Another World (RetroZock)

Wenn man in einem Spiel bereits in den ersten beiden Szenen nach wenigen Sekunden ohne eigenes Zutun stirbt, sollte klar sein: Ein aktuelles Game liegt kaum vor. In der Tat geht es hier um den über 16 Jahre alten Action-Adventure-Klassiker Another World, in dem es den Juniorprofessor Lester Knight Chaykin nach einem Blitzeinschlag in eine unbekannte Welt verschlägt. Hätte der smarte Bursche in Shirt und Sneakern wohl besser nicht mit seinem Ferrari dem Hochsicherheitslabor einen Besuch abstatten sollen, um nachts den Partikelbeschleuniger zu testen...

Another World, in den USA dumpfer Out of this World, stammt aus der Zeit, als ein Mann alleine noch ein ganzes Spiel erschaffen konnte. Design, Grafik, Programmierung und selbst die Covergestaltung gingen auf das Konto des Franzosen Éric Chahi, nur bei Musik und Soundeffekten wurde er von Jean-François Freitas unterstützt.
Man muss jedoch deutlich sagen, dass Another World selbst nach heutigen Maßstäben kein besonders umfangreiches Spiel ist; die ursprüngliche Amiga-Fassung von Ende 1991 war sogar noch kürzer als die späteren Umsetzungen und die vorliegende 15th Anniversary Edition mit ihren ungefähr sieben thematischen Abschnitten. Ich habe leider die Spielzeit nicht genau verfolgt, ein geübter Spieler wird das Ende aber wohl nach weniger als einer Stunde sehen können!

Und Übung ist bei Another World sehr wichtig, denn frühe Computerspiele waren noch gegen den Spieler, so auch Éric Chahis Werk. Man kann viele Situationen beim ersten Mal gar nicht überleben und muss sich via "Trial and Error" vorkämpfen, was bedeutet: Tödliche Gefahr lokalisieren (= sterben) und dann Gegenmaßnahmen erkennen und einleiten, was wiederum mehrfaches Sterben bedeutet, da kaum ein einzelner Versuch ausreicht.
Die Gefahren treten dabei nicht nur als überraschend auftauchende Gegner in Erscheinung, sondern ebenso als lebensfeindliche Umgebungen voller Abgründe, Sackgassen und Fallen. Da Another World ein Action-Adventure ist, muss oft erst herausgefunden werden, wie und in welcher Reihenfolge bestimmte Hindernisse zu überwinden sind. Ganz selten gibt es sogar kleinere Freiheiten, aber grundsätzlich verläuft das Spiel linear. Ein paar Szenen können ziemlich frusten, zum Glück bietet die 15th Anniversary Edition großzügig verteilte Checkpunkte, an denen automatisch gespeichert wird; die Amiga-Version bot wohl nur 15 Punkte, jetzt sind es über 30 Stück.

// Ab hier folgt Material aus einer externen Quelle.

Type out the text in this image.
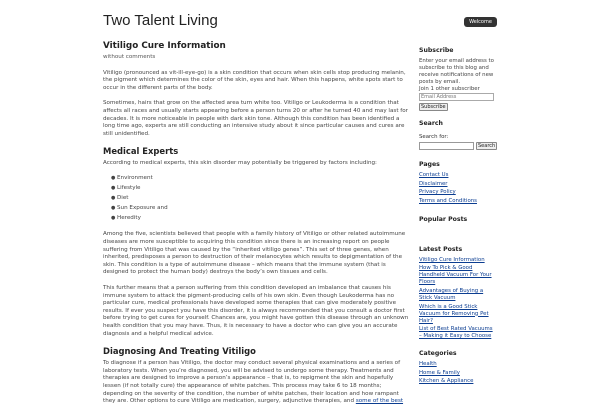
Two Talent Living	Welcome
Vitiligo Cure Information
without comments

Vitiligo (pronounced as vit-ill-eye-go) is a skin condition that occurs when skin cells stop producing melanin, the pigment which determines the color of the skin, eyes and hair. When this happens, white spots start to occur in the different parts of the body.

Sometimes, hairs that grow on the affected area turn white too. Vitiligo or Leukoderma is a condition that affects all races and usually starts appearing before a person turns 20 or after he turned 40 and may last for decades. It is more noticeable in people with dark skin tone. Although this condition has been identified a long time ago, experts are still conducting an intensive study about it since particular causes and cures are still unidentified.

Medical Experts

According to medical experts, this skin disorder may potentially be triggered by factors including:

● Environment
● Lifestyle
● Diet
● Sun Exposure and
● Heredity

Among the five, scientists believed that people with a family history of Vitiligo or other related autoimmune diseases are more susceptible to acquiring this condition since there is an increasing report on people suffering from Vitiligo that was caused by the “inherited vitiligo genes”. This set of three genes, when inherited, predisposes a person to destruction of their melanocytes which results to depigmentation of the skin. This condition is a type of autoimmune disease – which means that the immune system (that is designed to protect the human body) destroys the body’s own tissues and cells.

This further means that a person suffering from this condition developed an imbalance that causes his immune system to attack the pigment-producing cells of his own skin. Even though Leukoderma has no particular cure, medical professionals have developed some therapies that can give moderately positive results. If ever you suspect you have this disorder, it is always recommended that you consult a doctor first before trying to get cures for yourself. Chances are, you might have gotten this disease through an unknown health condition that you may have. Thus, it is necessary to have a doctor who can give you an accurate diagnosis and a helpful medical advice.

Diagnosing And Treating Vitiligo

To diagnose if a person has Vitiligo, the doctor may conduct several physical examinations and a series of laboratory tests. When you’re diagnosed, you will be advised to undergo some therapy. Treatments and therapies are designed to improve a person’s appearance – that is, to repigment the skin and hopefully lessen (if not totally cure) the appearance of white patches. This process may take 6 to 18 months; depending on the severity of the condition, the number of white patches, their location and how rampant they are. Other options to cure Vitiligo are medication, surgery, adjunctive therapies, and some of the best

Subscribe
Enter your email address to subscribe to this blog and receive notifications of new posts by email.
Join 1 other subscriber
Email Address Subscribe
Search
Search for:
Search
Pages
Contact Us
Disclaimer
Privacy Policy
Terms and Conditions
Popular Posts
Latest Posts
Vitiligo Cure Information
How To Pick & Good Handheld Vacuum For Your Floors
Advantages of Buying a Stick Vacuum
Which is a Good Stick Vacuum for Removing Pet Hair?
List of Best Rated Vacuums – Making it Easy to Choose
Categories
Health
Home & Family
Kitchen & Appliance
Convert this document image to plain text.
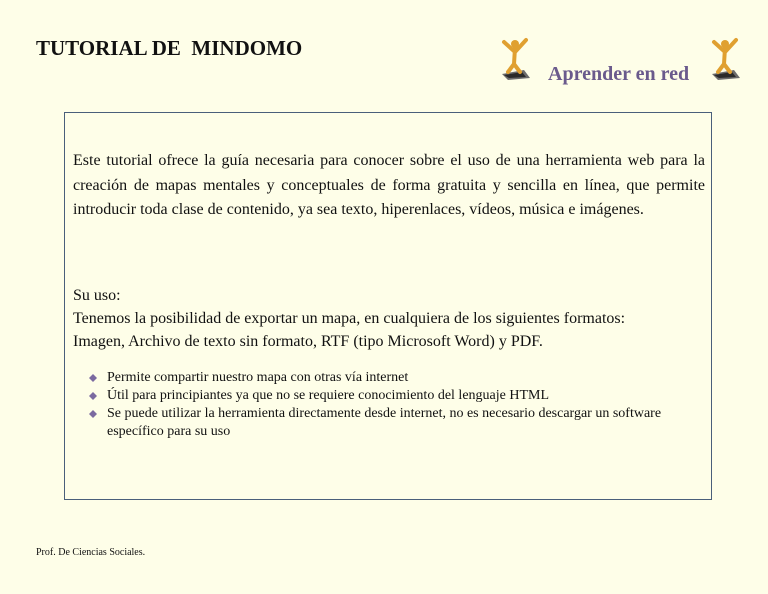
TUTORIAL DE  MINDOMO
Aprender en red

Este tutorial ofrece la guía necesaria para conocer sobre el uso de una herramienta web para la creación de mapas mentales y conceptuales de forma gratuita y sencilla en línea, que permite introducir toda clase de contenido, ya sea texto, hiperenlaces, vídeos, música e imágenes.

Su uso:

Tenemos la posibilidad de exportar un mapa, en cualquiera de los siguientes formatos:
Imagen, Archivo de texto sin formato, RTF (tipo Microsoft Word) y PDF.
Permite compartir nuestro mapa con otras vía internet
Útil para principiantes ya que no se requiere conocimiento del lenguaje HTML
Se puede utilizar la herramienta directamente desde internet, no es necesario descargar un software específico para su uso
Prof. De Ciencias Sociales.
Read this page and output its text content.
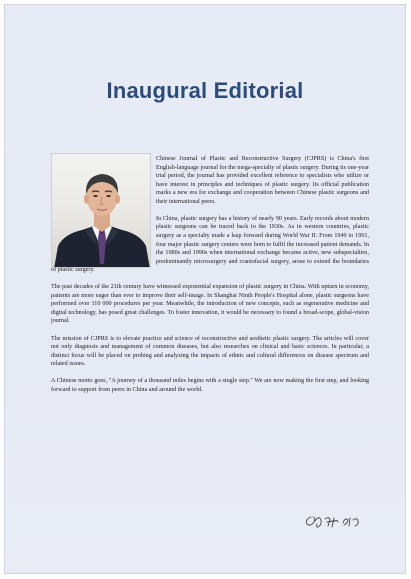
Inaugural Editorial

Chinese Journal of Plastic and Reconstructive Surgery (CJPRS) is China's first English-language journal for the mega-specialty of plastic surgery. During its one-year trial period, the journal has provided excellent reference to specialists who utilize or have interest in principles and techniques of plastic surgery. Its official publication marks a new era for exchange and cooperation between Chinese plastic surgeons and their international peers.

In China, plastic surgery has a history of nearly 90 years. Early records about modern plastic surgeons can be traced back to the 1930s. As in western countries, plastic surgery as a specialty made a leap forward during World War II. From 1949 to 1961, four major plastic surgery centers were born to fulfil the increased patient demands. In the 1980s and 1990s when international exchange became active, new subspecialties, predominantly microsurgery and craniofacial surgery, arose to extend the boundaries of plastic surgery.

The past decades of the 21th century have witnessed exponential expansion of plastic surgery in China. With upturn in economy, patients are more eager than ever to improve their self-image. In Shanghai Ninth People's Hospital alone, plastic surgeons have performed over 110 000 procedures per year. Meanwhile, the introduction of new concepts, such as regenerative medicine and digital technology, has posed great challenges. To foster innovation, it would be necessary to found a broad-scope, global-vision journal.

The mission of CJPRS is to elevate practice and science of reconstructive and aesthetic plastic surgery. The articles will cover not only diagnosis and management of common diseases, but also researches on clinical and basic sciences. In particular, a distinct focus will be placed on probing and analyzing the impacts of ethnic and cultural differences on disease spectrum and related issues.

A Chinese motto goes, "A journey of a thousand miles begins with a single step." We are now making the first step, and looking forward to support from peers in China and around the world.
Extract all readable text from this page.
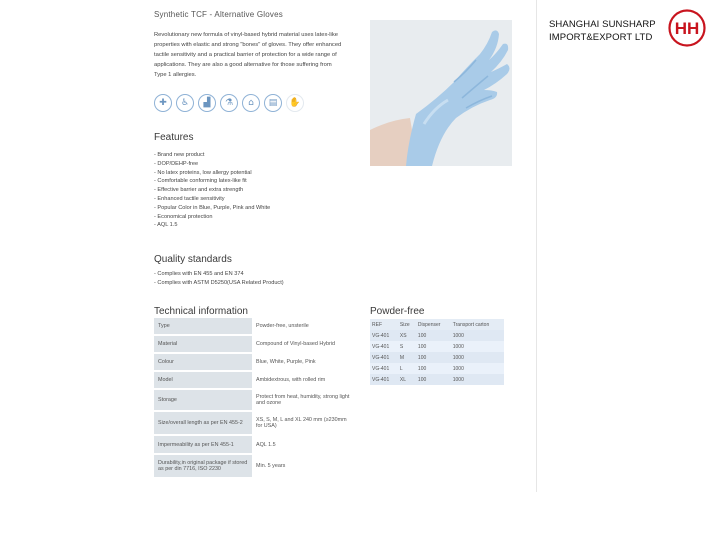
Synthetic TCF - Alternative Gloves
Revolutionary new formula of vinyl-based hybrid material uses latex-like properties with elastic and strong "bones" of gloves. They offer enhanced tactile sensitivity and a practical barrier of protection for a wide range of applications. They are also a good alternative for those suffering from Type 1 allergies.
✚	♿	▟	⚗	⌂	▤	✋
Features
- Brand new product
- DOP/DEHP-free
- No latex proteins, low allergy potential
- Comfortable conforming latex-like fit
- Effective barrier and extra strength
- Enhanced tactile sensitivity
- Popular Color in Blue, Purple, Pink and White
- Economical protection
- AQL 1.5
Quality standards
- Complies with EN 455 and EN 374
- Complies with ASTM D5250(USA Related Product)
Technical information
Type	Powder-free, unsterile
Material	Compound of Vinyl-based Hybrid
Colour	Blue, White, Purple, Pink
Model	Ambidextrous, with rolled rim
Storage	Protect from heat, humidity, strong light and ozone
Size/overall length as per EN 455-2	XS, S, M, L and XL 240 mm (≥230mm for USA)
Impermeability as per EN 455-1	AQL 1.5
Durability,in original package if stored as per din 7716, ISO 2230	Min. 5 years
Powder-free
REF	Size	Dispenser	Transport carton
VG-401	XS	100	1000
VG-401	S	100	1000
VG-401	M	100	1000
VG-401	L	100	1000
VG-401	XL	100	1000
SHANGHAI SUNSHARP
IMPORT&EXPORT LTD	HH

Obwohl die Steuerung nur vier Richtungstasten und einen "Feuerknopf" benötigt und mit Gehen, Rennen, Springen - zum Glück optional per separater Taste - und Schießen (normaler und starker Schuss sowie Energieschild) nur das Nötigste offeriert, gibt es viele "kontextsensitive" Stellen, an denen Lester einzigartige Aktionen vollführt. So rettet er sich vor einer schwarzen Bestie durch den akrobatischen Einsatz einer Liane oder hangelt an Stalaktiten entlang.

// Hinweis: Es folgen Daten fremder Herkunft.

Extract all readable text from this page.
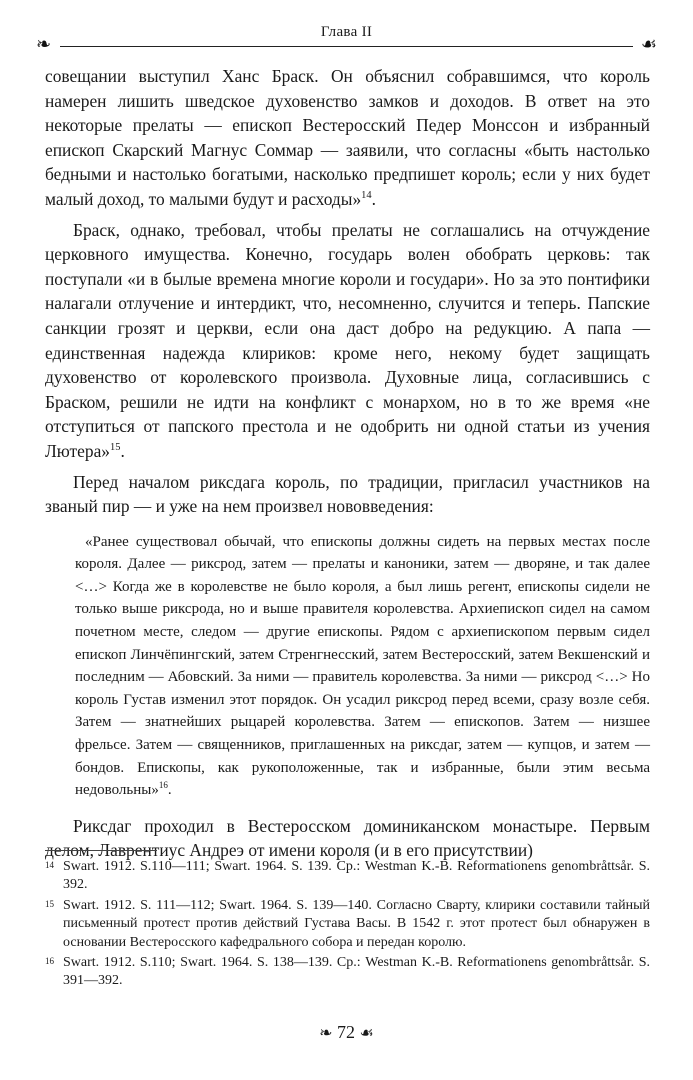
❧
Глава II
☙

совещании выступил Ханс Браск. Он объяснил собравшимся, что король намерен лишить шведское духовенство замков и доходов. В ответ на это некоторые прелаты — епископ Вестеросский Педер Монссон и избранный епископ Скарский Магнус Соммар — заявили, что согласны «быть настолько бедными и настолько богатыми, насколько предпишет король; если у них будет малый доход, то малыми будут и расходы»$^{14}$.

Браск, однако, требовал, чтобы прелаты не соглашались на отчуждение церковного имущества. Конечно, государь волен обобрать церковь: так поступали «и в былые времена многие короли и государи». Но за это понтифики налагали отлучение и интердикт, что, несомненно, случится и теперь. Папские санкции грозят и церкви, если она даст добро на редукцию. А папа — единственная надежда клириков: кроме него, некому будет защищать духовенство от королевского произвола. Духовные лица, согласившись с Браском, решили не идти на конфликт с монархом, но в то же время «не отступиться от папского престола и не одобрить ни одной статьи из учения Лютера»$^{15}$.

Перед началом риксдага король, по традиции, пригласил участников на званый пир — и уже на нем произвел нововведения:

«Ранее существовал обычай, что епископы должны сидеть на первых местах после короля. Далее — риксрод, затем — прелаты и каноники, затем — дворяне, и так далее <…> Когда же в королевстве не было короля, а был лишь регент, епископы сидели не только выше риксрода, но и выше правителя королевства. Архиепископ сидел на самом почетном месте, следом — другие епископы. Рядом с архиепископом первым сидел епископ Линчёпингский, затем Стренгнесский, затем Вестеросский, затем Векшенский и последним — Абовский. За ними — правитель королевства. За ними — риксрод <…> Но король Густав изменил этот порядок. Он усадил риксрод перед всеми, сразу возле себя. Затем — знатнейших рыцарей королевства. Затем — епископов. Затем — низшее фрельсе. Затем — священников, приглашенных на риксдаг, затем — купцов, и затем — бондов. Епископы, как рукоположенные, так и избранные, были этим весьма недовольны»$^{16}$.

Риксдаг проходил в Вестеросском доминиканском монастыре. Первым делом, Лаврентиус Андреэ от имени короля (и в его присутствии)

14 Swart. 1912. S.110—111; Swart. 1964. S. 139. Ср.: Westman K.-B. Reformationens genombråttsår. S. 392.
15 Swart. 1912. S. 111—112; Swart. 1964. S. 139—140. Согласно Сварту, клирики составили тайный письменный протест против действий Густава Васы. В 1542 г. этот протест был обнаружен в основании Вестеросского кафедрального собора и передан королю.
16 Swart. 1912. S.110; Swart. 1964. S. 138—139. Ср.: Westman K.-B. Reformationens genombråttsår. S. 391—392.
❧ 72 ☙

Berühmt ist Another World wegen seiner cineastischen Inszenierung: Regelmäßig gibt es kurze Filmszenen in Spielgrafik, beispielsweise wenn Lester gerade wieder von einem außerirdischen Wurm totgestochen wurde, oder im Vorder- und Hintergrund passiert irgend etwas. Außerdem existieren keinerlei Bildschirmanzeigen, da man eh nach einem Treffer verreckt und außer einer Laserpistole nichts besitzt. Nach dem kurzen Intro kommt keinerlei Text oder Sprache mehr vor, die Aliens brabbeln wenn überhaupt nur Unverständliches.
Eine ausgeprägte Geschichte wird in Another World aber auch gar nicht erzählt, Lester muss schlicht in der fremden, von Sklaverei und Militarismus geprägten Welt überleben und später mit einem außerirdischen Häftling fliehen, der dann bei allein unüberwindbaren Hindernissen Lester selbstständig hilft. Es ist beeindruckend, wie die niedergehende Welt ohne weitergehende Erklärungen einzig durch das Spielgeschehen und die Grafik charakterisiert wird.
Während die von Blautönen dominierten Hintergründe der einzelnen Bildschirme aus gezeichneten Bitmaps bestehen, sind die Spielobjekte aus Polygonen zusammengesetzt. Dadurch bieten sie zwar kaum Details, aber eine ganz eigene Ausstrahlungskraft - und sind für damalige Verhältnisse hervorragend animiert.

In der 15th Anniversary Edition lassen sich zudem technische Verbesserungen aktivieren: Puristen spielen mit originalen Polygonmodellen (Auflösung von 320 x 200) und groben 16-Farben-Hintergründen, aber man kann sowohl hoch aufgelöste Objekte als auch von Éric Chahi verbesserte Hintergründe benutzen. Ich wählte die schickeren Backgrounds sowie den ebenfalls verfügbaren "überarbeiteten Sound", verzichtete jedoch auf die hohe Auflösung, da es mir dann zu sehr nach Flash aussah.
Im Fenstermodus lief Another World ruckelig, ich habe mit überwiegend flüssigem Vollbild gespielt (1024 x 768; laut Packungstext bis zu 2048 x 1536 möglich). Anstatt der Tastatur kam mein RumblePad 2 zum problemlosen Einsatz (abgesehen davon, dass dessen Steuerkreuz schwammig ist). Für wahre Profis ist die hohe Spielgeschwindigkeit gedacht, aber damit dürften spätere Schießereien, die den exakten Einsatz von Schild und schildbrechendem starken Schuss verlangen, ziemlich unschaffbar sein.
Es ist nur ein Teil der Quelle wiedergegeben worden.